The complexity of the Democratic process translates into a more complex strategy to achieve victory for the candidates. While Republicans can focus only on getting supporters out on Feb. 1 to elect delegates favorable to their campaign and showing viability in the straw poll, Democrats must have a very organized presence at each precinct caucus. Each candidate precinct leader has to be able to engage voters, well represent their candidate, and maintain order amongst the chaos of alignments. Many leaders even bring incentives, such as sandwiches or desserts to draw caucus-goers to their group. And with the delegates being distributed proportionally at each nomination event, Democratic party candidates may have to return to Iowa for the county, district, and state conventions if the race is close.

One little known irony of the Iowa nomination process is that while being the first event of the presidential election, the official delegates for the state are not assigned until early summer, making the state one of the last to decide on nominees. In the grand scheme of things, Iowa is the first test of viability for a presidential campaign. A strong performance here is more critical for bottom-tier candidates, or candidates not present on the main debate stage, than for those who enjoy large amounts of support. Receiving little support in the GOP straw poll or not meeting the viability threshold in the Democratic caucus can be catastrophic for fundraising, and with voters following the results nationwide, a poor performance in Iowa can translate to less support in conventional primary states which all vote after Feb. 1.

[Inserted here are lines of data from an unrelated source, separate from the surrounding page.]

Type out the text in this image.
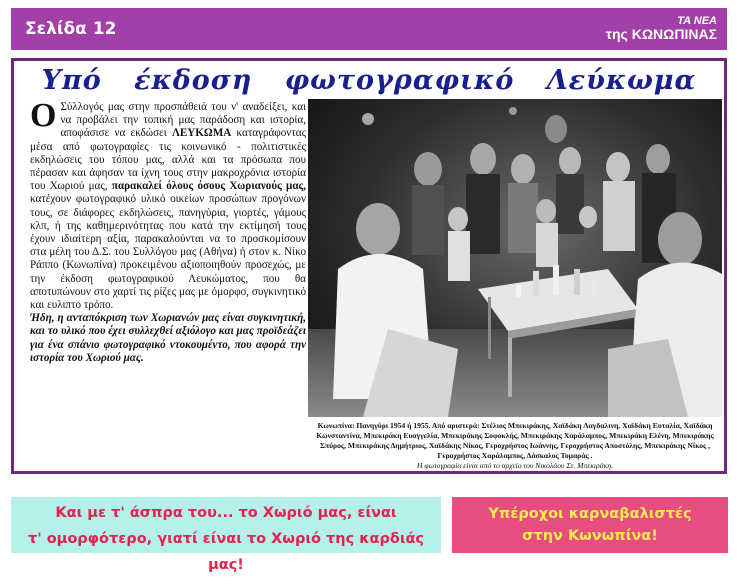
Σελίδα 12	ΤΑ ΝΕΑ
της ΚΩΝΩΠΙΝΑΣ
Υπό έκδοση φωτογραφικό Λεύκωμα
Ο Σύλλογός μας στην προσπάθειά του ν' αναδείξει, και να προβάλει την τοπική μας παράδοση και ιστορία, αποφάσισε να εκδώσει ΛΕΥΚΩΜΑ καταγράφοντας μέσα από φωτογραφίες τις κοινωνικό - πολιτιστικές εκδηλώσεις του τόπου μας, αλλά και τα πρόσωπα που πέρασαν και άφησαν τα ίχνη τους στην μακροχρόνια ιστορία του Χωριού μας, παρακαλεί όλους όσους Χωριανούς μας, κατέχουν φωτογραφικό υλικό οικείων προσώπων προγόνων τους, σε διάφορες εκδηλώσεις, πανηγύρια, γιορτές, γάμους κλπ, ή της καθημερινότητας που κατά την εκτίμησή τους έχουν ιδιαίτερη αξία, παρακαλούνται να το προσκομίσουν στα μέλη του Δ.Σ. του Συλλόγου μας (Αθήνα) ή στον κ. Νίκο Ράππο (Κωνωπίνα) προκειμένου αξιοποιηθούν προσεχώς, με την έκδοση φωτογραφικού Λευκώματος, που θα αποτυπώνουν στο χαρτί τις ρίζες μας με όμορφο, συγκινητικό και ευλιπτο τρόπο.
Ήδη, η ανταπόκριση των Χωριανών μας είναι συγκινητική, και το υλικό που έχει συλλεχθεί αξιόλογο και μας προϊδεάζει για ένα σπάνιο φωτογραφικό ντοκουμέντο, που αφορά την ιστορία του Χωριού μας.
Κωνωπίνα: Πανηγύρι 1954 ή 1955. Από αριστερά: Στέλιος Μπεκιράκης, Χαϊδάκη Λαγδαλινη, Χαϊδάκη Ευταλία, Χαϊδάκη Κωνσταντίνα, Μπεκιράκη Ευαγγελία, Μπεκιράκης Σοφοκλής, Μπεκιράκης Χαράλαμπος, Μπεκιράκη Ελένη, Μπεκιράκης Σπύρος, Μπεκιράκης Δημήτριος, Χαϊδάκης Νίκος, Γεροχρήστος Ιωάννης, Γεροχρήστος Αποστόλης, Μπεκιράκης Νίκος , Γεροχρήστος Χαράλαμπος, Δάσκαλος Τομαράς .
Η φωτογραφία είναι από το αρχείο του Νικολάου Στ. Μπεκιράκη.
Και με τ' άσπρα του... το Χωριό μας, είναι
τ' ομορφότερο, γιατί είναι το Χωριό της καρδιάς μας!
Υπέροχοι καρναβαλιστές
στην Κωνωπίνα!
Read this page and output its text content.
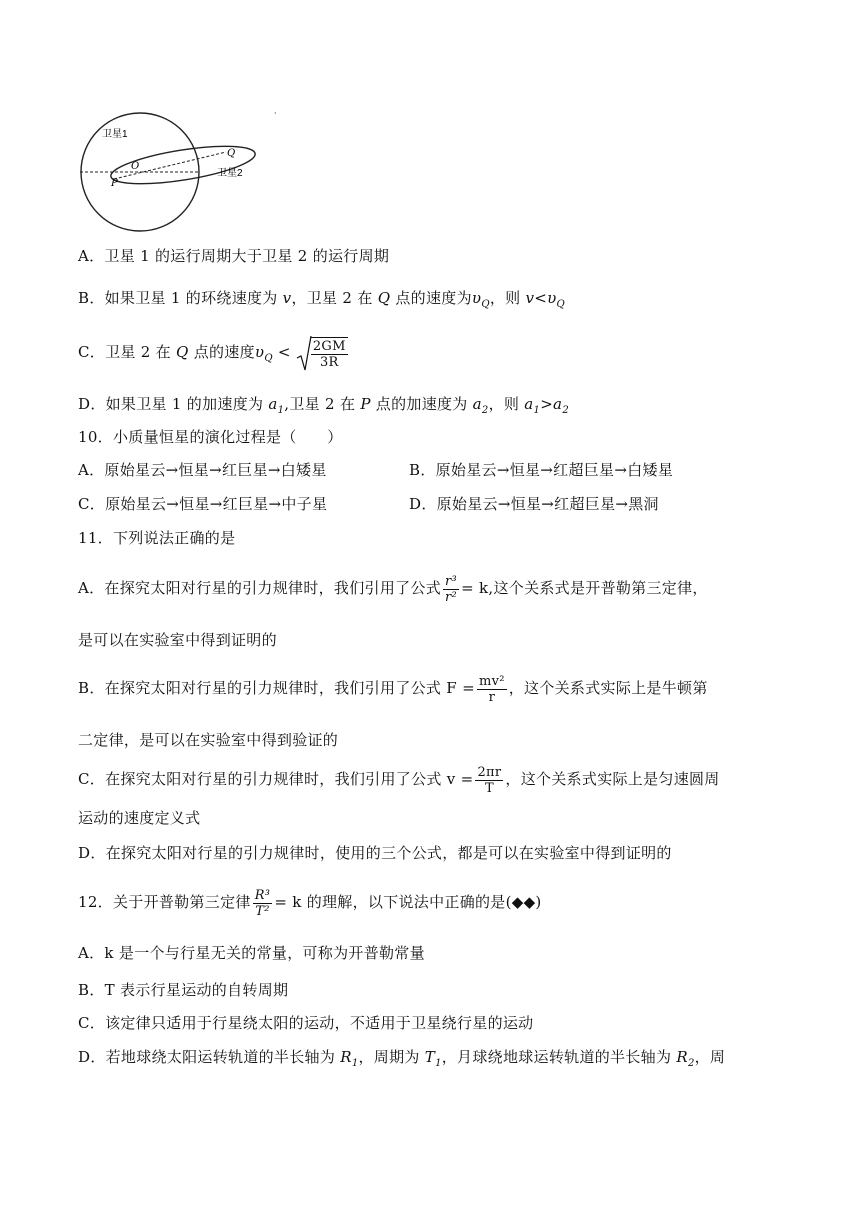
卫星1
卫星2
Q
O
P
·
A．卫星 1 的运行周期大于卫星 2 的运行周期
B．如果卫星 1 的环绕速度为 v，卫星 2 在 Q 点的速度为$\upsilon_Q$，则 $v<\upsilon_Q$
C．卫星 2 在 Q 点的速度$\upsilon_Q < \frac{2GM}{3R}$
D．如果卫星 1 的加速度为 $a_1$,卫星 2 在 P 点的加速度为 $a_2$，则 $a_1>a_2$
10．小质量恒星的演化过程是（　　）
A．原始星云→恒星→红巨星→白矮星	B．原始星云→恒星→红超巨星→白矮星
C．原始星云→恒星→红巨星→中子星	D．原始星云→恒星→红超巨星→黑洞
11．下列说法正确的是
A．在探究太阳对行星的引力规律时，我们引用了公式 $\frac{\text{r³}}{\text{r²}} = k$,这个关系式是开普勒第三定律，
是可以在实验室中得到证明的
B．在探究太阳对行星的引力规律时，我们引用了公式 $F = \frac{\text{mv²}}{r}$ ，这个关系式实际上是牛顿第
二定律，是可以在实验室中得到验证的
C．在探究太阳对行星的引力规律时，我们引用了公式 $v = \frac{2\pi r}{T}$ ，这个关系式实际上是匀速圆周
运动的速度定义式
D．在探究太阳对行星的引力规律时，使用的三个公式，都是可以在实验室中得到证明的
12．关于开普勒第三定律 $\frac{\text{R³}}{\text{T²}} = k$ 的理解，以下说法中正确的是(◆◆)
A．k 是一个与行星无关的常量，可称为开普勒常量
B．T 表示行星运动的自转周期
C．该定律只适用于行星绕太阳的运动，不适用于卫星绕行星的运动
D．若地球绕太阳运转轨道的半长轴为 $R_1$，周期为 $T_1$，月球绕地球运转轨道的半长轴为 $R_2$，周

Pro’s and Con’s of a Caucus

Pundits and political scholars have varying opinions on the effectiveness of the Iowa nomination process in adequately reflecting the will of the people. The process itself makes in-depth analysis of the results more complicated than a standard primary election, in-turn making advantages and disadvantages hard to identify. Many point to the fact that since the Democratic Party rounds the raw percentages of support (if the number of delegates earned is for example 5.2, a candidate cannot be award two-tenths of person, so they earn 5 delegates) many votes are not represented, while on the Republican side, none are represented since the straw poll does not determine delegate selection. The caucus system also provides no means for absentee voting; since the whole process hinges on attendance at the meeting. Democratic voters also have no means to maintain the secrecy of their vote.

Proponents of the caucus system point out that the process is much more involved than simply showing up and casting a ballot. Individual voters become more involved in their local parties and have an opportunity to organize with like-minded people. Also, according to analysis by the University of Chicago, most participants consider the caucus meetings to be “fun and exciting” compared to normal primary voting. It’s also one of the few places where a seventeen year old can vote, providing his eighteenth birthday is on or prior to the date of the general election in November. Democratic caucus-goers in Iowa are also unique in the sense that they are allowed to make a second or even third choice.

One aspect that alway accompanies the Iowa caucus is the calls for it’s demise. Every presidential election cycle, political analyst question it’s accuracy in the media and predict that it will not exist the next time the country selects a new leader, and in every presidential election cycle we return once again to Iowa. If being able to withstand criticism is any indicator, we can expect to begin every presidential nomination in Iowa for the foreseeable future.